Domenica 25 settembre l’Italia andrà a votare, con scarso entusiasmo: cerchiamo di capire perché, andando un po’ al di là delle spiegazioni interne alla logica della macchina politica. Infatti delusione, disaffezione, scandali, corruzione: sono parole che da anni inondano le prime pagine e i tg, i talk show e i social media, al  punto di non significare più molto.

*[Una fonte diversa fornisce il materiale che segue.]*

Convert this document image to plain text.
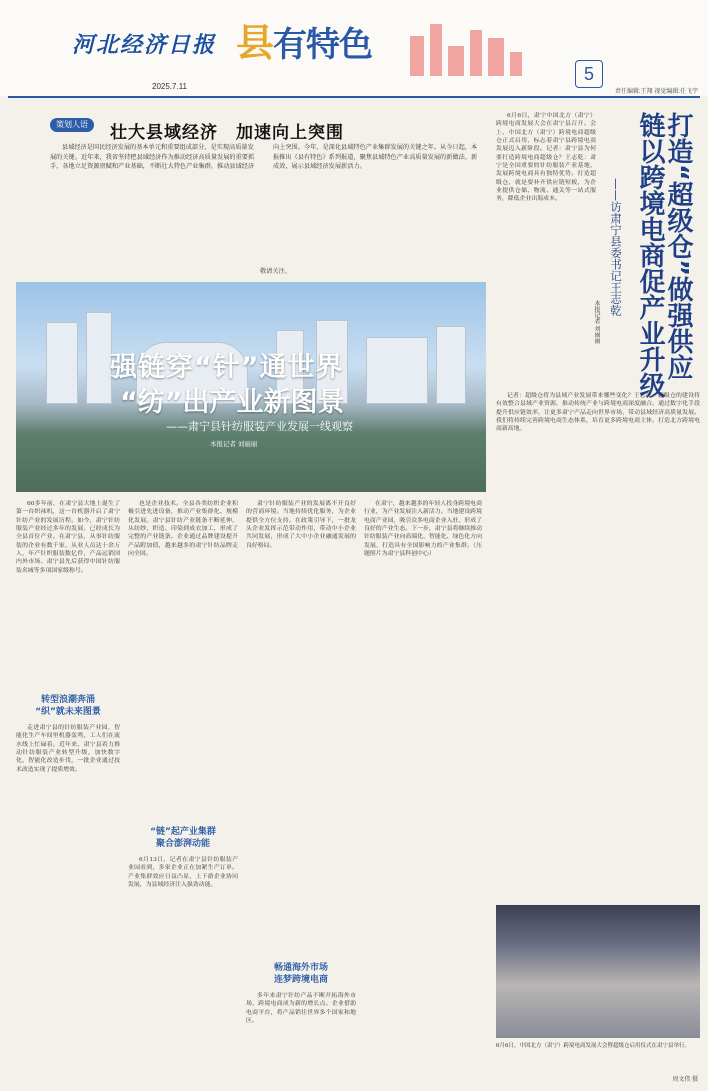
河北经济日报
2025.7.11
县有特色
5
责任编辑:王翔 视觉编辑:任飞宇
策划人语	壮大县域经济　加速向上突围
县域经济是国民经济发展的基本单元和重要组成部分，是实现高质量发展的关键。近年来，我省坚持把县域经济作为推动经济高质量发展的重要抓手，各地立足资源禀赋和产业基础，不断壮大特色产业集群，推动县域经济向上突围。今年，是深化县域特色产业集群发展的关键之年。从今日起，本报推出《县有特色》系列报道，聚焦县域特色产业高质量发展的新做法、新成效，展示县域经济发展新活力。
敬请关注。
强链穿“针”通世界
“纺”出产业新图景
——肃宁县针纺服装产业发展一线观察
本报记者 刘丽丽
60多年前，在肃宁县大地上诞生了第一台织袜机，这一台机器开启了肃宁针纺产业的发展历程。如今，肃宁针纺服装产业经过多年的发展，已经成长为全县首位产业。在肃宁县，从事针纺服装的企业有数千家，从业人员达十余万人，年产针织服装数亿件，产品远销国内外市场。肃宁县先后获得中国针纺服装名城等多项国家级称号。
转型浪潮奔涌
“织”就未来图景
走进肃宁县的针纺服装产业园，智能化生产车间里机器轰鸣，工人们在流水线上忙碌着。近年来，肃宁县着力推动针纺服装产业转型升级，加快数字化、智能化改造步伐，一批企业通过技术改造实现了提质增效。
也是企业技术。全县各类纺织企业积极引进先进设备，推动产业集群化、规模化发展。肃宁县针纺产业链条不断延伸，从纺纱、织造、印染到成衣加工，形成了完整的产业链条。企业通过品牌建设提升产品附加值，越来越多的肃宁针纺品牌走向全国。
“链”起产业集群
聚合澎湃动能
6月13日，记者在肃宁县针纺服装产业园看到，多家企业正在加紧生产订单。产业集群效应日益凸显，上下游企业协同发展，为县域经济注入强劲动能。
肃宁针纺服装产业的发展离不开良好的营商环境。当地持续优化服务，为企业提供全方位支持。在政策引导下，一批龙头企业发挥示范带动作用，带动中小企业共同发展，形成了大中小企业融通发展的良好格局。
畅通海外市场
连梦跨境电商
多年来肃宁针纺产品不断开拓海外市场，跨境电商成为新的增长点。企业借助电商平台，将产品销往世界多个国家和地区。
在肃宁，越来越多的年轻人投身跨境电商行业，为产业发展注入新活力。当地建设跨境电商产业园，吸引众多电商企业入驻，形成了良好的产业生态。下一步，肃宁县将继续推动针纺服装产业向高端化、智能化、绿色化方向发展，打造具有全国影响力的产业集群。（压题照片为肃宁县科创中心）
打造“超级仓”做强供应链以跨境电商促产业升级
——访肃宁县委书记王志乾
本报记者 刘丽丽
6月6日，肃宁中国北方（肃宁）跨境电商发展大会在肃宁县召开。会上，中国北方（肃宁）跨境电商超级仓正式启用，标志着肃宁县跨境电商发展迈入新阶段。记者：肃宁县为何要打造跨境电商超级仓？王志乾：肃宁是全国重要的针纺服装产业基地，发展跨境电商具有独特优势。打造超级仓，就是要补齐供应链短板，为企业提供仓储、物流、通关等一站式服务，降低企业出海成本。
记者：超级仓将为县域产业发展带来哪些变化？王志乾：超级仓的建设将有效整合县域产业资源，推动传统产业与跨境电商深度融合。通过数字化手段提升供应链效率，让更多肃宁产品走向世界市场，带动县域经济高质量发展。我们将持续完善跨境电商生态体系，培育更多跨境电商主体，打造北方跨境电商新高地。
6月6日，中国北方（肃宁）跨境电商发展大会暨超级仓启用仪式在肃宁县举行。
周文伟 摄
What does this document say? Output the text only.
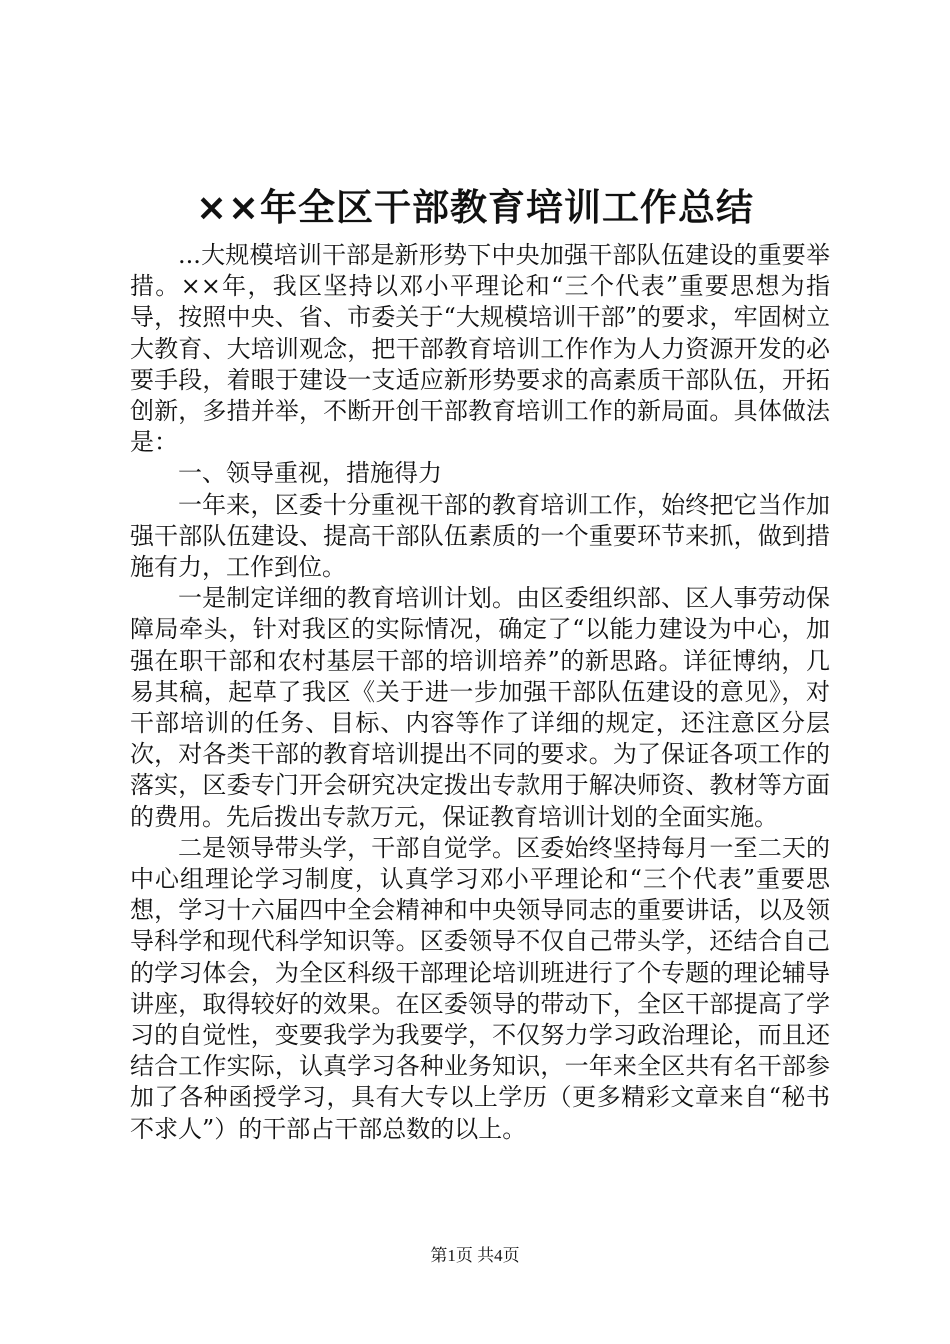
××年全区干部教育培训工作总结

...大规模培训干部是新形势下中央加强干部队伍建设的重要举措。××年，我区坚持以邓小平理论和“三个代表”重要思想为指导，按照中央、省、市委关于“大规模培训干部”的要求，牢固树立大教育、大培训观念，把干部教育培训工作作为人力资源开发的必要手段，着眼于建设一支适应新形势要求的高素质干部队伍，开拓创新，多措并举，不断开创干部教育培训工作的新局面。具体做法是：

一、领导重视，措施得力

一年来，区委十分重视干部的教育培训工作，始终把它当作加强干部队伍建设、提高干部队伍素质的一个重要环节来抓，做到措施有力，工作到位。

一是制定详细的教育培训计划。由区委组织部、区人事劳动保障局牵头，针对我区的实际情况，确定了“以能力建设为中心，加强在职干部和农村基层干部的培训培养”的新思路。详征博纳，几易其稿，起草了我区《关于进一步加强干部队伍建设的意见》，对干部培训的任务、目标、内容等作了详细的规定，还注意区分层次，对各类干部的教育培训提出不同的要求。为了保证各项工作的落实，区委专门开会研究决定拨出专款用于解决师资、教材等方面的费用。先后拨出专款万元，保证教育培训计划的全面实施。

二是领导带头学，干部自觉学。区委始终坚持每月一至二天的中心组理论学习制度，认真学习邓小平理论和“三个代表”重要思想，学习十六届四中全会精神和中央领导同志的重要讲话，以及领导科学和现代科学知识等。区委领导不仅自己带头学，还结合自己的学习体会，为全区科级干部理论培训班进行了个专题的理论辅导讲座，取得较好的效果。在区委领导的带动下，全区干部提高了学习的自觉性，变要我学为我要学，不仅努力学习政治理论，而且还结合工作实际，认真学习各种业务知识，一年来全区共有名干部参加了各种函授学习，具有大专以上学历（更多精彩文章来自“秘书不求人”）的干部占干部总数的以上。

第1页 共4页
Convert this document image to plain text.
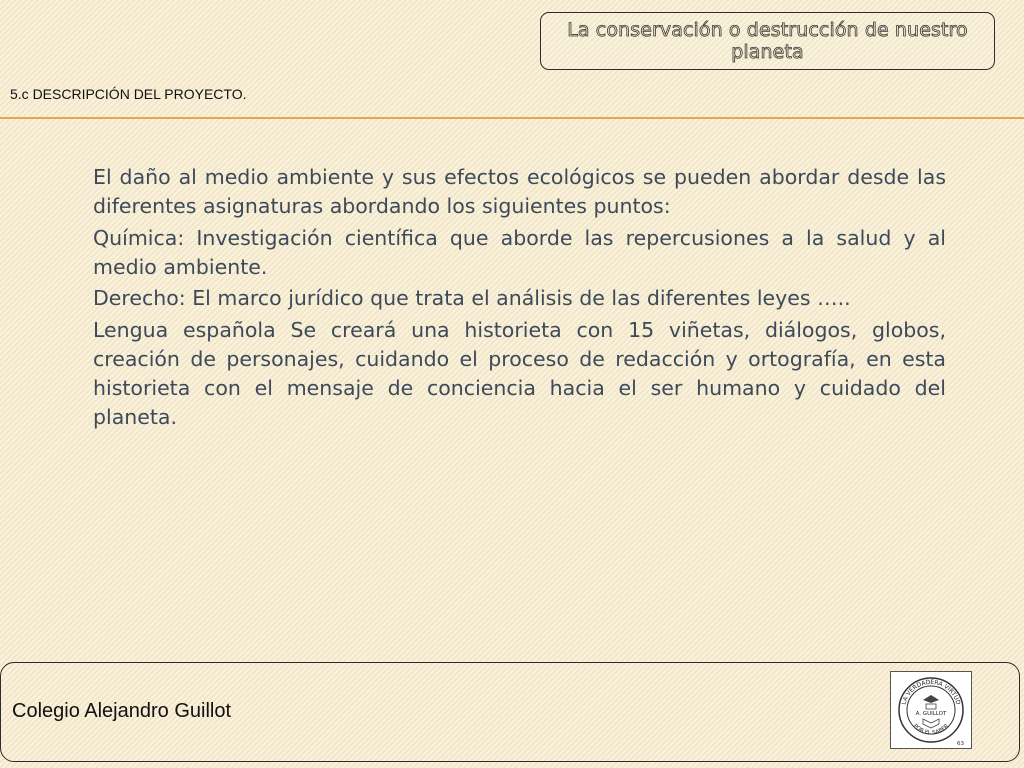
La conservación o destrucción de nuestro planeta
5.c DESCRIPCIÓN DEL PROYECTO.

El daño al medio ambiente y sus efectos ecológicos se pueden abordar desde las diferentes asignaturas abordando los siguientes puntos:

Química: Investigación científica que aborde las repercusiones a la salud y al medio ambiente.

Derecho: El marco jurídico que trata el análisis de las diferentes leyes …..

Lengua española Se creará una historieta con 15 viñetas, diálogos, globos, creación de personajes, cuidando el proceso de redacción y ortografía, en esta historieta con el mensaje de conciencia hacia el ser humano y cuidado del planeta.

Colegio Alejandro Guillot	LA VERDADERA VIRTUD
POR EL SABER
A. GUILLOT
63
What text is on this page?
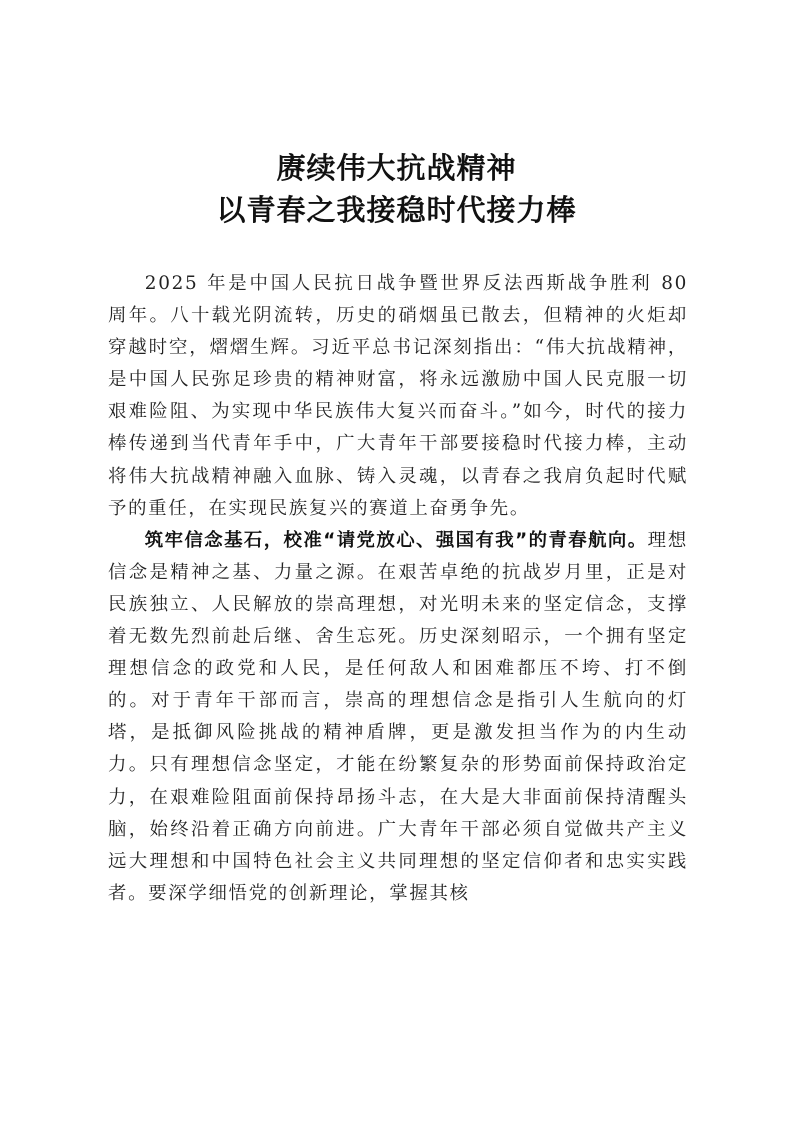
赓续伟大抗战精神
以青春之我接稳时代接力棒

2025 年是中国人民抗日战争暨世界反法西斯战争胜利 80 周年。八十载光阴流转，历史的硝烟虽已散去，但精神的火炬却穿越时空，熠熠生辉。习近平总书记深刻指出：“伟大抗战精神，是中国人民弥足珍贵的精神财富，将永远激励中国人民克服一切艰难险阻、为实现中华民族伟大复兴而奋斗。”如今，时代的接力棒传递到当代青年手中，广大青年干部要接稳时代接力棒，主动将伟大抗战精神融入血脉、铸入灵魂，以青春之我肩负起时代赋予的重任，在实现民族复兴的赛道上奋勇争先。

筑牢信念基石，校准“请党放心、强国有我”的青春航向。理想信念是精神之基、力量之源。在艰苦卓绝的抗战岁月里，正是对民族独立、人民解放的崇高理想，对光明未来的坚定信念，支撑着无数先烈前赴后继、舍生忘死。历史深刻昭示，一个拥有坚定理想信念的政党和人民，是任何敌人和困难都压不垮、打不倒的。对于青年干部而言，崇高的理想信念是指引人生航向的灯塔，是抵御风险挑战的精神盾牌，更是激发担当作为的内生动力。只有理想信念坚定，才能在纷繁复杂的形势面前保持政治定力，在艰难险阻面前保持昂扬斗志，在大是大非面前保持清醒头脑，始终沿着正确方向前进。广大青年干部必须自觉做共产主义远大理想和中国特色社会主义共同理想的坚定信仰者和忠实实践者。要深学细悟党的创新理论，掌握其核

Un primo elemento salta banalmente agli occhi: non abbiamo mai votato così frequentemente. Se penso alla generazione che ha preceduto la mia, quella che dopo il fascismo e dopo l’ultimo conflitto mondiale, ha potuto godere dell’accesso universale al voto, vedo che nel 1946 ci furono le prime elezioni amministrative, estese anche alle donne, a cui fu dato diritto di voto al referendum che monarchia/repubblica. Così fu, da allora in avanti, a partire dalle elezioni per la prima legislatura (1948). Si votava, però, per un numero limitato di occasioni. Certo esistevano le consultazioni locali, ma solo nel 1970 si cominciò a votare per le Regioni a statuto ordinario, e solo nel 1974 ebbe luogo il primo referendum abrogativo – ancora più tardi fu la volta dei referendum confermativi. Insomma, l’impressione è che, nei decenni ’50-’60 e ancora tutti gli anni ’70, intorno al ruolo dei “partiti/chiesa” che cercavano il consenso secondo logiche di schieramento molto marcato, per gli italiani e le italiane, usciti dalla guerra e dalla dittatura, la partecipazione alle elezioni era un diritto/dovere interiorizzato come una realizzazione di sé, un compito alto e un privilegio a cui prepararsi con i tempi giusti e la giusta disposizione d’animo.. Lo ricordino quanti guardano con sufficienza a questa scadenza. Il voto è stato una conquista che abbiamo ricevuto da chi si è sacrificato: altri popoli non hanno questo diritto; altri ancora (vedi il recente pronunciamento dell’Unione europea sull’Ungheria) vedono la pratica formale della democrazia svilire in forme di autoritarismo.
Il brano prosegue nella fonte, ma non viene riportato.